Job Market Paper


Employment Persistence from the Increased Pensionable Age: Evidence from Japan

with Saisawat Samutpradit (University of Osaka)
Abstract   [Latest draft]

This paper examines the impact of raising the pension eligibility age on retirement decisions. Using Japanese municipality tax records, we show that increasing the eligibility age for Earnings-Related Benefits (ERB) from 60 to 61 raised employment by 4–6 percentage points, with effects persisting beyond age 61 – a novel finding in this literature. We find no evidence that this employment persistence reflects attempts to offset pension income losses. Instead, it reflects behavioral responses combined with institutional features of the Japanese labor market, where workers generally re-sign contracts at age 60 and firms offer re-employment until 65, often under altered conditions. Heterogeneity by pre-60 income reveals distinct mechanisms. Lower earners typically stayed with their employers, accepting the re-employment contracts, while higher earners were more likely to remain employed in a lower earning jobs after age 60, suggesting experimentation from new employment arrangements. Overall, firm practices and labor market institutions jointly shape responses to pension reforms.

Work in Progress


Old-age Pension Earnings Test and Labor Supply of Elderly Men: Evidence from Residential Tax Records in Japan

with Ayako Kondo (University of Tokyo), Saisawat Samutpradit (University of Osaka)
Abstract   [Draft upon request]

This paper examines the effects of Japan’s old-age pension earnings test on the labor supply of elderly men, who were eligible for pension between ages 61 and 63, and were subject to the earnings test until age 65. Using administrative residential tax records from 25 municipalities, we analyze how individuals adjusted earnings in response to the kink points created by the earnings test and how work incentives changed following its removal. We document clear bunching at the first kink point, indicating strong behavioral responses to the implicit tax on earnings.

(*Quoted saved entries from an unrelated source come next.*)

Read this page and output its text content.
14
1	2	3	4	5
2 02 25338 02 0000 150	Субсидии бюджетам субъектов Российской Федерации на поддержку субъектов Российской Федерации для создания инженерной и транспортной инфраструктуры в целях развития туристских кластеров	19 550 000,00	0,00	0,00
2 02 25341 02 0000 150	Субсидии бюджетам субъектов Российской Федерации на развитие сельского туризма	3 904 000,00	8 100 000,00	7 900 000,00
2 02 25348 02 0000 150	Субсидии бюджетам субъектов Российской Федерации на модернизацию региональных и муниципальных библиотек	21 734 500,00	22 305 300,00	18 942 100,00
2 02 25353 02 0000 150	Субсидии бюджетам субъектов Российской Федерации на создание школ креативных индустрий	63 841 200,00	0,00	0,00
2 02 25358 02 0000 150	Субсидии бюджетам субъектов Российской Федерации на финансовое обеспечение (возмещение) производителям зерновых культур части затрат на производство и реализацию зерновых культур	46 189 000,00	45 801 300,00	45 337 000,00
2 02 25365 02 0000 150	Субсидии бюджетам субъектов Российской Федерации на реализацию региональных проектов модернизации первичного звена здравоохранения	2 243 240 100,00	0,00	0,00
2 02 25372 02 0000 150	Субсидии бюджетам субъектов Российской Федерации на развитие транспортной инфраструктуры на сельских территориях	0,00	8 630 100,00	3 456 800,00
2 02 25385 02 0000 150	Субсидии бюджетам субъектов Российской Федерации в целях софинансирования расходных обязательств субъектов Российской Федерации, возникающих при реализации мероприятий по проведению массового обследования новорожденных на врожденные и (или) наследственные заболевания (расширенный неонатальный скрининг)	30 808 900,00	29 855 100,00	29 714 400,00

Notably, this bunching persisted even after the earnings test was lifted at age 65, suggesting frictions in post-retirement earnings adjustment. The response is weaker among younger cohorts—who were subject to the test for shorter durations—and stronger among individuals with lower pension benefits, who faced less binding constraints. Overall, our results show that the earnings test substantially distorted labor supply at the intensive margin, but these distortions attenuate when thresholds become more generous.

Labor Market Outcomes of Older Workers across the Business Cycle

with Hyejin Ku (University College London)
Abstract   [Draft upon request]

Using a mandatory retirement policy in China, which requires female workers to leave their current job at age 50, and the provincial unemployment rate at the time of retirement, we examine the labor market outcomes of young retirees over the business cycle. We find that the costs of retiring in a weak labor market are substantial. Women who reach the statutory retirement age during periods of above-median unemployment are 8 percentage points (or about 13 percent) less likely to work between the ages of 50 and 58. Women with higher net family assets are relatively more sensitive to high unemployment at the statutory retirement age. Although consumption does not fall significantly, affected women’s households reduce spending on other items such as transfers.